Hybrid to Heritage: Raising Meat Chickens

Find the right bird for your table with this guide to meat chicken breeds.


| November/December 2017



chickens

Red Rangers are another hybrid meat breed.

Photo by Kate St. Cyr

In recent years, small-scale farmers and homesteaders are turning to heritage breeds and slower-growing hybrids as an alternative to the industrialized Cornish Rock (or Cornish Cross) for meat production. When most people think of a whole dressed chicken, a vision of the Cornish Rock comes to mind, the hybrid found in every supermarket meat case across America. It is a large bird whose meat is pale and tender, with plump breasts and prominent thighs and drumsticks.

Thanks to A&P Groceries’ “Chicken of Tomorrow” contest series in the 1940s, this has become the standard breed for commercial poultry farms nationwide. Their rapid growth rate with emphasis on white meat and an ability to do well in confinement allows large poultry operations to economically produce high volume in a short amount of time.

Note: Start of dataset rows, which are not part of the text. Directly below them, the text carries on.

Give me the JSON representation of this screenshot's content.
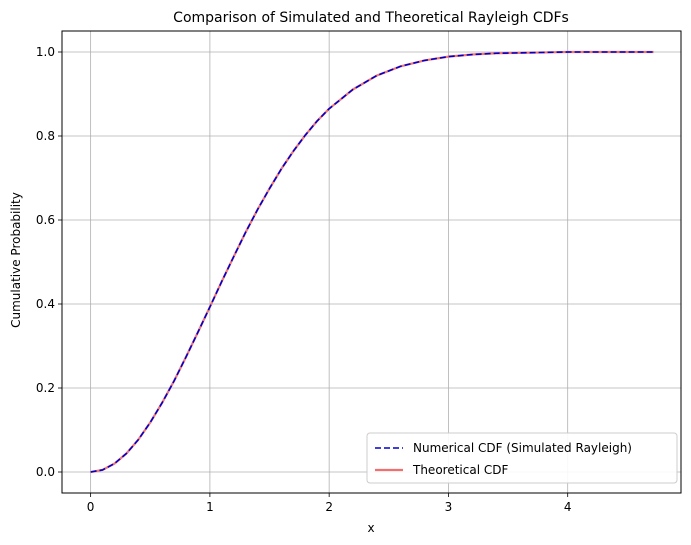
{
  "chart_data": {
    "type": "line",
    "title": "Comparison of Simulated and Theoretical Rayleigh CDFs",
    "xlabel": "x",
    "ylabel": "Cumulative Probability",
    "xlim": [
      -0.24,
      4.95
    ],
    "ylim": [
      -0.05,
      1.05
    ],
    "xticks": [
      0,
      1,
      2,
      3,
      4
    ],
    "yticks": [
      0.0,
      0.2,
      0.4,
      0.6,
      0.8,
      1.0
    ],
    "xtick_labels": [
      "0",
      "1",
      "2",
      "3",
      "4"
    ],
    "ytick_labels": [
      "0.0",
      "0.2",
      "0.4",
      "0.6",
      "0.8",
      "1.0"
    ],
    "grid": true,
    "legend_position": "lower-right",
    "series": [
      {
        "name": "Numerical CDF (Simulated Rayleigh)",
        "color": "#0000cc",
        "style": "dashed",
        "x": [
          0,
          0.1,
          0.2,
          0.3,
          0.4,
          0.5,
          0.6,
          0.7,
          0.8,
          0.9,
          1.0,
          1.1,
          1.2,
          1.3,
          1.4,
          1.5,
          1.6,
          1.7,
          1.8,
          1.9,
          2.0,
          2.2,
          2.4,
          2.6,
          2.8,
          3.0,
          3.2,
          3.4,
          3.6,
          3.8,
          4.0,
          4.2,
          4.4,
          4.72
        ],
        "y": [
          0,
          0.005,
          0.02,
          0.044,
          0.077,
          0.118,
          0.165,
          0.217,
          0.274,
          0.333,
          0.393,
          0.454,
          0.513,
          0.571,
          0.625,
          0.675,
          0.722,
          0.764,
          0.802,
          0.836,
          0.865,
          0.911,
          0.944,
          0.966,
          0.98,
          0.989,
          0.994,
          0.997,
          0.998,
          0.999,
          1.0,
          1.0,
          1.0,
          1.0
        ]
      },
      {
        "name": "Theoretical CDF",
        "color": "#f07070",
        "style": "solid",
        "x": [
          0,
          0.1,
          0.2,
          0.3,
          0.4,
          0.5,
          0.6,
          0.7,
          0.8,
          0.9,
          1.0,
          1.1,
          1.2,
          1.3,
          1.4,
          1.5,
          1.6,
          1.7,
          1.8,
          1.9,
          2.0,
          2.2,
          2.4,
          2.6,
          2.8,
          3.0,
          3.2,
          3.4,
          3.6,
          3.8,
          4.0,
          4.2,
          4.4,
          4.72
        ],
        "y": [
          0,
          0.005,
          0.02,
          0.044,
          0.077,
          0.118,
          0.165,
          0.217,
          0.274,
          0.333,
          0.393,
          0.454,
          0.513,
          0.571,
          0.625,
          0.675,
          0.722,
          0.764,
          0.802,
          0.836,
          0.865,
          0.911,
          0.944,
          0.966,
          0.98,
          0.989,
          0.994,
          0.997,
          0.998,
          0.999,
          1.0,
          1.0,
          1.0,
          1.0
        ]
      }
    ]
  }
}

Before this, there were no meat-specific breeds. Either a layer past its prime was processed, or for the small farmer, heritage breeds were raised. Or as a byproduct of egg production, cockerels were hatched and then later butchered. In all cases, it was a slow turnaround. Chicken was considered a luxury, unlike today. This sparked the three-year-long nationwide search for the “chicken of tomorrow,” and was the genesis of the modern broiler industry.

With the modern homesteading movement, more people are rolling up their sleeves and getting back to the land in search of a more self-sufficient lifestyle. Part of this includes raising animals for food, and meat chickens are a great place to start. They require the least amount of work and investment in comparison to beef and pork production. There are various breeds available, both hybrid and heritage, each with their own pros and cons depending on personal preference.

Hybrid breeds

Cornish Rock

The modern Cornish Rock is almost unrecognizable to its predecessor developed over a half-century ago, and it’s a breed uniquely its own. The original winner of A&P’s contest was a cross between Dark Cornish and White Plymouth Rock breeds. Over the years, the hybrid has been fine-tuned with careful selective breeding that produces a heavier bird in half the time. What took 16 weeks back then now can take less than eight weeks, while still yielding a larger broiler than any other chicken. This is due to excellent growth rate and efficient feed conversion ratio, allowing maximum weight gain in minimal time.